Des interrogations, bien sûr, au sujet des élections américaines. A propos de l’incorrigible Trump, à l’évidence. A propos du trumpisme et du populisme, surtout.
Les phénomènes se rejoignent, aucun doute à présent. Jusqu’il y a dix, quinze années, le populisme était «imputé» aux seuls et rares exemples de pays asiatiques et africains «en devenir». Tout spécialement à la Libye de Gueddafi, théoriquement gouvernée par le «Livre vert» et les «bases populaires», échue en vérité au pouvoir unique du «guide suprême».
La «contagion» a gagné l’Europe et l’Amérique, depuis.
Montée des extrêmes droites en Italie, en Hollande, en Hongrie, au Brésil, mouvement des gilets jaunes en France, élection surprise de Donald Trump en 2016 aux Etats-Unis. Le plus instable, le plus rebelle et le plus anti-système des républicains chapeautait déjà la première démocratie du monde. La contestation du dernier scrutin, l’attaque récente du Capitole, la tendance à l’insurrection, le déni des institutions, ont eu le temps de mûrir. Pourquoi s’en montrer choqué ?
Non, le pire est sans doute ailleurs. Le populisme croît en nombre aujourd’hui. Des partis d’extrême droite gouvernent pratiquement sans partage en Europe. Et c’est le trumpisme dont hérite l’Amérique après l’éviction même de Trump qui ne rassure en rien. La moitié presque de l’Amérique croit encore en Trump, en ses condamnations du système, en ses allégations et ses mises en doute à l’encontre de la démocratie. La nation démocratique par excellence, l’Etat symbole des libertés doit désormais craindre pour ses valeurs, pour ses lois, pour ses institutions. Doit «compter» avec une importante et massive opposition populaire. Ce qui attend Joe Biden désormais.

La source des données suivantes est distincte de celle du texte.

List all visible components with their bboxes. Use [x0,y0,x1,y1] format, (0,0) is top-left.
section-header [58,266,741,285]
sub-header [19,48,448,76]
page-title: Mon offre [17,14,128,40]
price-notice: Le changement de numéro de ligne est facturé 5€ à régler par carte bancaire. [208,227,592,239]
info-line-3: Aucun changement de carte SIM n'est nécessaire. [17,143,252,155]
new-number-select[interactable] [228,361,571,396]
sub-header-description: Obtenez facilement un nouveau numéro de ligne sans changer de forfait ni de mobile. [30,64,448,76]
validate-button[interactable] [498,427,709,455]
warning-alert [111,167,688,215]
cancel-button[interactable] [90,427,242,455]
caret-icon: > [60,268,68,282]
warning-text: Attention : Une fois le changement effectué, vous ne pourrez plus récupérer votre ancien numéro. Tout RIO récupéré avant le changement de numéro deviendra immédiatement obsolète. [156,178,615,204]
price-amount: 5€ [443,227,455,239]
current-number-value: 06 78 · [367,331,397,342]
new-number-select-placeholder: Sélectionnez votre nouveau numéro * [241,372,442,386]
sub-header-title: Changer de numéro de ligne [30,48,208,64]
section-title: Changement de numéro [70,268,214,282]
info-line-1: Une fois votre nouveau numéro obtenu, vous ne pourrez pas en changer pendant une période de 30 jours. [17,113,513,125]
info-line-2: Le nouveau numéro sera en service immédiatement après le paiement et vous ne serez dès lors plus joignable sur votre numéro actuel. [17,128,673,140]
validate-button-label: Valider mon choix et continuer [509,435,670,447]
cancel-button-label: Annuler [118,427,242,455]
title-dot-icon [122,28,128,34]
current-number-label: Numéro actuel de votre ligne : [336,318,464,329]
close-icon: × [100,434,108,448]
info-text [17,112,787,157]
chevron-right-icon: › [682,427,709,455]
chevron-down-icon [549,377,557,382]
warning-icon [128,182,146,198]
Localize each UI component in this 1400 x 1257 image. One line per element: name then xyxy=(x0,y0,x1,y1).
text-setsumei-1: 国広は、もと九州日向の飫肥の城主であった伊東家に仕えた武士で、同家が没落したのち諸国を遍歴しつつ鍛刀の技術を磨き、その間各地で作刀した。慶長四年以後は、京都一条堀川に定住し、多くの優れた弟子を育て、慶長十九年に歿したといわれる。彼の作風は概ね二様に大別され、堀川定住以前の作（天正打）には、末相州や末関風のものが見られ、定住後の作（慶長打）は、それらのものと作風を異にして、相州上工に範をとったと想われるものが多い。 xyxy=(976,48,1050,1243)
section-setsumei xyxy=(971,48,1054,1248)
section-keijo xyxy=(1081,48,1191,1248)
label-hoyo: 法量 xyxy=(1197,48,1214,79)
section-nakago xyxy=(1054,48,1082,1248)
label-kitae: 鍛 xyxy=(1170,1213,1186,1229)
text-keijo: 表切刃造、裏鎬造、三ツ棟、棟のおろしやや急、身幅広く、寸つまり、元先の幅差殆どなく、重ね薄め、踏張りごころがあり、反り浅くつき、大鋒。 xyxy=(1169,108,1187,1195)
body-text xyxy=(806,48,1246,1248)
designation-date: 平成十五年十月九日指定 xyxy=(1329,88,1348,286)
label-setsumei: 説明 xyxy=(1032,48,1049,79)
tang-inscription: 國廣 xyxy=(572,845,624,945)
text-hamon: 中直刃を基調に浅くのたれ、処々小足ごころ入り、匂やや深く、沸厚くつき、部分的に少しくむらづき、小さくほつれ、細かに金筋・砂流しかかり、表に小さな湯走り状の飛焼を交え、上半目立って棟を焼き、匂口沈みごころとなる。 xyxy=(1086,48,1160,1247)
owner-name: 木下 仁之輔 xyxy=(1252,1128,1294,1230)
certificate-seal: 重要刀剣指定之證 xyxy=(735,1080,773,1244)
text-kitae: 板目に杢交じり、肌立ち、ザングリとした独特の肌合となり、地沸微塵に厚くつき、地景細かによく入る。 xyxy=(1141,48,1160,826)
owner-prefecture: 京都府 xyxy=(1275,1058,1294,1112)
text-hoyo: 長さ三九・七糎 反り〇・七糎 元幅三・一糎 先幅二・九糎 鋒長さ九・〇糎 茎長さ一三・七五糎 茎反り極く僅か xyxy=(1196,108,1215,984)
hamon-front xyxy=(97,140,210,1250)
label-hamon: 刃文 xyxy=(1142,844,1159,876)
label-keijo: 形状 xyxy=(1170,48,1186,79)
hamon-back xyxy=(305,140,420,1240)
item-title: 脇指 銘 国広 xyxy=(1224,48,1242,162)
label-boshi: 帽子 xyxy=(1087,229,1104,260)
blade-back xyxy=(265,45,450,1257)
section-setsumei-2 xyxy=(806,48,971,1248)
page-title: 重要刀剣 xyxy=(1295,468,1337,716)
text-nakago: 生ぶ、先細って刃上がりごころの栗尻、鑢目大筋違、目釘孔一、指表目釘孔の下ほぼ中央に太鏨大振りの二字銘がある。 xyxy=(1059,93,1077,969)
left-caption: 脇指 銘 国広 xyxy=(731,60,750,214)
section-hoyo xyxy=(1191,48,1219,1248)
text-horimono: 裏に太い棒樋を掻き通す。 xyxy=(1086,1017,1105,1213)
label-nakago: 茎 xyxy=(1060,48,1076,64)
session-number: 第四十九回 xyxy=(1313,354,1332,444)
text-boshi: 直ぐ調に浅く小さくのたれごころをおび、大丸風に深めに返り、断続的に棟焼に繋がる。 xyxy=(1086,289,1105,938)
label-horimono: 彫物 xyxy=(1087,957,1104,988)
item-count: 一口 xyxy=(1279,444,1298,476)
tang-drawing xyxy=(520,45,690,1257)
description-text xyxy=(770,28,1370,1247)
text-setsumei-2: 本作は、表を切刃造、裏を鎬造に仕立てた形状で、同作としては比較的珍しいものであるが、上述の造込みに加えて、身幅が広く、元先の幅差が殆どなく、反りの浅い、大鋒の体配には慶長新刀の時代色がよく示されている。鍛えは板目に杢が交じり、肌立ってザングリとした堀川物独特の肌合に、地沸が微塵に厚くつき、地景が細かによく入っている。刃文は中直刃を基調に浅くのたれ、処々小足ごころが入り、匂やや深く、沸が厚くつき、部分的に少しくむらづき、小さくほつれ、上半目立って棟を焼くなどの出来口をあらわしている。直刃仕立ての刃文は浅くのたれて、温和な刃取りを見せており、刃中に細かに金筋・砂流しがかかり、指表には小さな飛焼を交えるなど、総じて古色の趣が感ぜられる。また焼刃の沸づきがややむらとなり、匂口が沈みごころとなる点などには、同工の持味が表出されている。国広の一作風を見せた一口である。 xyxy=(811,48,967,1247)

Ce qui attend les démocraties qui se maintiennent encore de par le monde. Ce qui nous attend probablement, nous autres, aussi, en Tunisie avec le conflit qui se précise entre une présidence clairement populiste et forte d’une majorité de population, et un gouvernement et un Parlement (relativement minoritaires) attachés encore au régime institutionnel classique. Terrible affrontement en vue.
Les politologues et les sociologues expliquent le populisme (et le trumpisme) croissant par un insistant déséquilibre du système libéral. Déséquilibre entre des métropoles toujours plus riches, mieux instruites, plus cultivées, et des pays profonds en manque de moyens, de culture et d’instruction. Entendre : nul génie qui vaille là. Le gaddafisme, hier, comme le populisme plus tard et le trumpisme de nos jours n’ont eu qu’à cueillir ce qui s’offre, en simple conséquence, à eux.